Salt Lake, Mormons And Heavy Metal – An Interview With The Ditch and the Delta
It was a hot day at Austin Terrorfest when I bumped into The Ditch and the Delta. They had just rolled into town all the way from their native Salt Lake and were getting ready to perform one of the most capitivating sets of the weekend. A band who I had never thought I would get a chance to see, much less interview, I was absolutely thrilled when I found them to be as open and friendly as they were. In an in depth interview we discussed the strange nature of their hometown and the impact it has on their music.
How the hell are you guys doing?
Elliot (E): Doing fantastic!
Kory (K): Good. We’re on a short little tour out to Austin Terrorfest here. There’s been a lot of traffic.

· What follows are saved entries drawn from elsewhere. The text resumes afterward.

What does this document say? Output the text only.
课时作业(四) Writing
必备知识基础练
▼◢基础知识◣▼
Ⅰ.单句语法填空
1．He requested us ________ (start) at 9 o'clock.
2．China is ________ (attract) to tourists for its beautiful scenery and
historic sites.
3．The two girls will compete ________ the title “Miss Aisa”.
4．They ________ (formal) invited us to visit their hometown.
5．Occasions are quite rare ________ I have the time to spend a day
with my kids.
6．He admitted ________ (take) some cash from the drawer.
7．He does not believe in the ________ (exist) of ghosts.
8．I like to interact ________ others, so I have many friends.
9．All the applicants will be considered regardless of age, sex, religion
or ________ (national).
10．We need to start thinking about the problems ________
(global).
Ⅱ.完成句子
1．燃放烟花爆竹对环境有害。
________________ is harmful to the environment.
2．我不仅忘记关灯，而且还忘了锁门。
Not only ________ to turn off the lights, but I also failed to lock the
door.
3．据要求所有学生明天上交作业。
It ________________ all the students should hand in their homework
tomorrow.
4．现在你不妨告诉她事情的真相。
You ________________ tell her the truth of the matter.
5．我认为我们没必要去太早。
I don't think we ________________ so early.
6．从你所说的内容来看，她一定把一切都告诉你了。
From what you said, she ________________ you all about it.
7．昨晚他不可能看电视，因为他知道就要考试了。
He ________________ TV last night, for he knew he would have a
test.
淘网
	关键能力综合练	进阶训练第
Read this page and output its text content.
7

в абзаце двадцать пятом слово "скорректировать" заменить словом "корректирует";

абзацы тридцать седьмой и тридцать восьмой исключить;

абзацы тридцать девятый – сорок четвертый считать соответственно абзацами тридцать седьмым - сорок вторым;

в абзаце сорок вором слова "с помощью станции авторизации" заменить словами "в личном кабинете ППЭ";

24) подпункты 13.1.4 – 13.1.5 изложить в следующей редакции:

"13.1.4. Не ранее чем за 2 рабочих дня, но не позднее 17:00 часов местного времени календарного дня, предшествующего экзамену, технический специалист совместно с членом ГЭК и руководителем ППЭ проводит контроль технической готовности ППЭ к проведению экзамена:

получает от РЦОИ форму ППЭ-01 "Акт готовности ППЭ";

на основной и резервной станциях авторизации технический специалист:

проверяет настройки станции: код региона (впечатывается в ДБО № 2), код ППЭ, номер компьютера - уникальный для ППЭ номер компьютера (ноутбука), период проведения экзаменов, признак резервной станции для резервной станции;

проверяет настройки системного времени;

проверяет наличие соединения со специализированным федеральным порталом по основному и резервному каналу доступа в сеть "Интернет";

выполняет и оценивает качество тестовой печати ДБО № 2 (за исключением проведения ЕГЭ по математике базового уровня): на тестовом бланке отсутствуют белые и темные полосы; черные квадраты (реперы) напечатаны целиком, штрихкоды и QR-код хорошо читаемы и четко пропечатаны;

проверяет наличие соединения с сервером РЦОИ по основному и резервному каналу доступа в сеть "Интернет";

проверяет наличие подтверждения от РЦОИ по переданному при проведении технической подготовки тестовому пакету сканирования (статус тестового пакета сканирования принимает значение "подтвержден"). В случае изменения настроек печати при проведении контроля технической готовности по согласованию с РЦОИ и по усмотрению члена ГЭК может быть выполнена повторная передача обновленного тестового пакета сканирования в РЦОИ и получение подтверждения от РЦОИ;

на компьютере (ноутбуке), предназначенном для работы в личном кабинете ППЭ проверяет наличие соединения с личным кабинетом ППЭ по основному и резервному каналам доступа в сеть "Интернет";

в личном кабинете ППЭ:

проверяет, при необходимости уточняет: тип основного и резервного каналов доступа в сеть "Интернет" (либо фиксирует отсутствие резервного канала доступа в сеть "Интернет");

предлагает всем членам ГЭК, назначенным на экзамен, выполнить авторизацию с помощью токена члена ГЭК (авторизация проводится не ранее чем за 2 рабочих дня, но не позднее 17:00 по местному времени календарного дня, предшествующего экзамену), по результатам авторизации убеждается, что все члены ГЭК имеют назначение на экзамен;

E: Endless traffic! We actually had to get a hotel out of town because we couldn’t find anything.
K: We’re out in San Marcos.
E: It’s nice down there.
Have y’all played in Texas before?
K: It’s the first time for all of us!
E: We’ve only had West coast tours so far.
K: And Denver.
How has being from Salt Lake impacted your music?
E: Well Kory and I were raised Mormon and we are not Mormon. All laws are dominated by the Mormon church. We have some songs about the landscape and living under a Mormon dominated culture and being part of the counterculture as well. I blame religion for my mom going insane. It’s all religious insanity.
How did your mom go insane?
E: There’s a thing when you’re Mormon when you’re a kid and they give you a patriarchal blessing. You sit down with an elder and it’s like fortune telling, he tells you what to look out for and what to listen to. He told my mom to listen to her dreams and that they meant something. Whatever sparked her mental illness and that came to the forefront. Every dream meant everything so she would act on wild fantasies. For a few years she thought I was Jesus – she cooled down on that. We have a song about that. It’s one of our faster and more pissed off songs.
How did Mormonism affect you Kory?
K: Almost the same thing. My mom is crazy. I was raised super LDS. Anytime you have an extreme you are going to get the opposite. That’s what happened with us seeing all the hypocrisy and judgment. It was bullshit. I don’t want an afterlife, I want to die.
Tell me about the hypocrisy…
K: We have all the socially acceptable drug addicts, like moms on pain pills but if you smoke weed you go to jail. The Mormon church preaches against caffeine but they have stock in Coke and stuff.
E: They fancy themselves small government people but everything is on lock. Even liquor stores are owned by the government.
K: We have an outdoor retailer that comes twice a year and the governor would rather use fracking for income than the outdoor industries.
Why stay there?
K: That’s the question!
E: Friends make anywhere bearable. But leaving is on anyone’s radar. There is a strong weird gravity. People move there expecting to stay for a season and stay for their lives.
K: Downtown Salt Lake is very different too, that’s where we live.
What is it like growing up with your mom thinking you are Jesus?
E: It’s super uncomfortable. She would start shouting about it in restaurants or the movie theater. I couldn’t go with her anywhere after a certain point. There’s a history of this to some degree, there’s the Lafferty brothers who thought God was speaking to them so they killed their families. When you tell people they have a personal relationship with God weirdos will run with that. I knew from a young age that I wasn’t into it and later my dad said he wished he could take it back.
What alienated you?
K: I dropped acid when I was 15 and it blew my mind. I realized Mormonism was not true. Look at the world, there is no way that’s real!
I would like to let the record show, Kory is currently wearing a hat that says “Fuck Life, I’m High On Drugs”
K: Wooo!
There’s a ton of great bands from Salt Lake though… why is that?
E: It’s a reaction too the dominant culture. For an action like that there will be just as extreme a reaction. Gentry from Eagle Twin set a really high bar in the 80s with Ice Burn.
Talk about your engineer, Andy Patterson of Subrosa
E: Every band I have ever been in was produced or engineered by him.
K: Same. He’s done five or six bands for me. That’s what’s cool about Ditch is that we have all known each other for years.
E: Kory and I never really played together before this though which was cool. Gentry actually came in and guested on our record. He came in on his lunch break from working at a prison library and ripped some amazing solos.
What do you love much about music?
E: Everything. I’m about to finish a degree in jazz composition. I like to get as dorky as I can get.
K: I think if I didn’t do it… what’s the point. I have to. You need to have that release. It’s what wakes me up and what I go to bed with.